Pero venga, vayamos a la crónica. El artista, queda dicho, apareció sobre el escenario con el "standard" de Cole Porter sonando y un video montaje de noticias de prensa (algunas verdaderas y otras no) recordando tiempos pasados y que Sabina, señoras y señores, es un crápula, y un trovador urbano, y un letraherido que ha fumado mucho y tal. Y mientras se leía todo eso en pantalla, se empezó a escuchar la voz aguardentosa del artista negándolo todo, desde la leyenda del suicida hasta la del bala perdida. Pero eso a su público le da igual, porque Sabina tiene su público como lo tenían las folclóricas de antes, de los de no hacer falta escuchar a nadie más, una feligresía que se ha hecho su propia imagen del ídolo a base de tomar sus letras como la palabra de dios, dándole igual si es inspiración o ficción, si de verdad frecuentó a las magdalenas o prefirió quedarse en casa, o de si realmente hubo un pueblo con mar, una noche, después de un concierto.

Joaquín advirtió después de una de esas reverencias con sonrisa canallesca que le salen tan bien, que en la primera parte iba a torturar un poco a público con alguna de las canciones de su nuevo disco. Así pues, nada más que añadir por mi parte, señoría, a lo ocurrido en este primer tramo del concierto.

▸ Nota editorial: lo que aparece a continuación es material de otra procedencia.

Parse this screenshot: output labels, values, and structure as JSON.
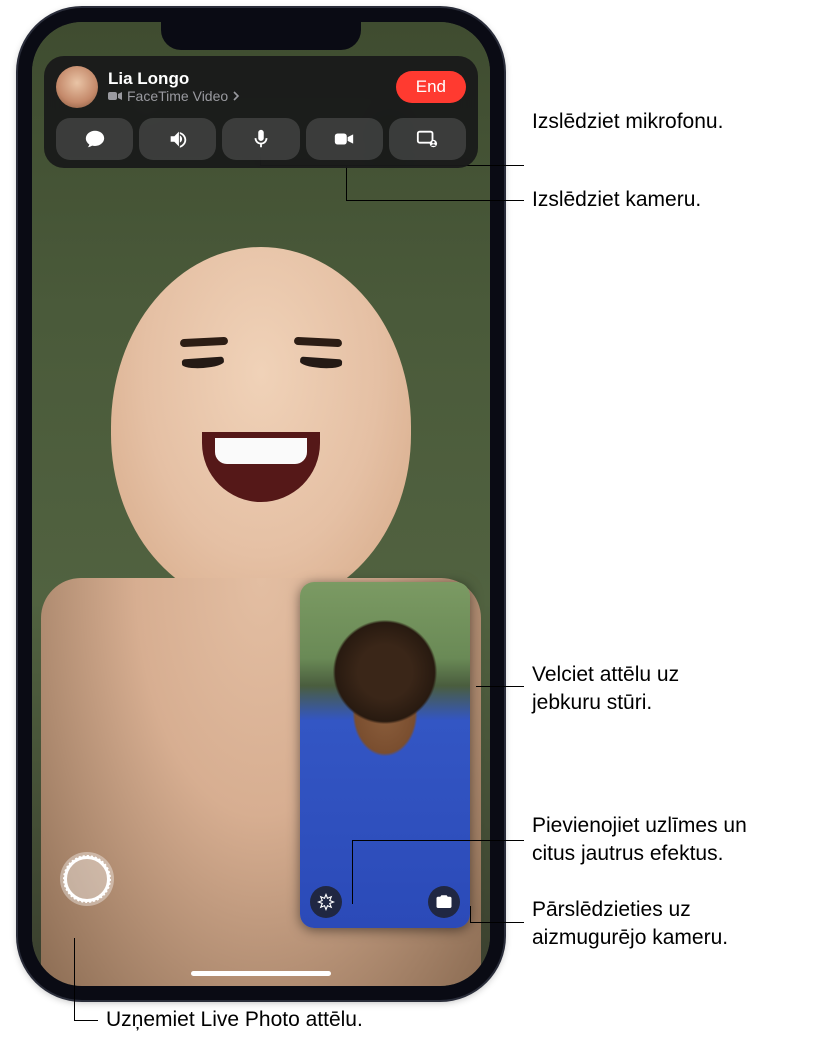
{
  "caller": {
    "name": "Lia Longo",
    "subtitle": "FaceTime Video"
  },
  "end_button": "End",
  "controls": {
    "messages": "messages",
    "speaker": "speaker",
    "mute": "mute",
    "camera": "camera",
    "screenshare": "screen-share"
  },
  "pip": {
    "effects": "effects",
    "flip": "flip-camera"
  },
  "live_photo": "live-photo",
  "callouts": {
    "mute_mic": "Izslēdziet mikrofonu.",
    "camera_off": "Izslēdziet kameru.",
    "drag_pip_1": "Velciet attēlu uz",
    "drag_pip_2": "jebkuru stūri.",
    "effects_1": "Pievienojiet uzlīmes un",
    "effects_2": "citus jautrus efektus.",
    "flip_1": "Pārslēdzieties uz",
    "flip_2": "aizmugurējo kameru.",
    "live_photo": "Uzņemiet Live Photo attēlu."
  }
}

Solo que, efectivamente, el respetable -que es muy de corear- coreo lo justo las nuevas canciones (tampoco, suponemos, le habrá dado tiempo a aprendérselas bien), y aplaudió lo normal, y se levantó de sus asientos esporádicamente y quien lo hizo seguro que fue para demostrar que es tan sabinista (o sabinero) que incluso le gusta el disco nuevo. Que oigan, tiene cosas que sonaron bastante bien, como ese confesional (se supone) "Lo niego todo", que da título al álbum, o la también confesional (también supongo) y springsteentiana (con permiso) "Vivir para cantarlo".

Bueno, pues parece que el concierto se planteó como las bíblicas Bodas de Caná, dejando las mejores canciones -o, por lo menos, las más conocidas y coreables, las que han hecho de Sabina el héroe folclórico nacional- para el final. Antes, de todas formas, el artista se tomó un descanso mientras su "familia" de la banda (así los definió) tomó protagonismo. Mara Barros cantó con voz bien temperada "Hace tiempo que no me hago caso", escrita para ella por el jienense, que a su vez se basó en una frase que le soltó García Márquez la última vez que estuvo con él. No todos los feligreses de Sabina la escucharon, porque algunos aprovecharon el mutis del protagonista para ir a refrescarse o echar un meo. Después le tocó a Pacho Varona, que si Sabina es el tío canalla, Varona es el colega del tío canalla que se presenta con él a la paella familiar sin dormir y con las gafas de sol puestas. El guitarrista se encargó de levantar por primera vez de forma unánime al respetable entonando "La del pirata cojo".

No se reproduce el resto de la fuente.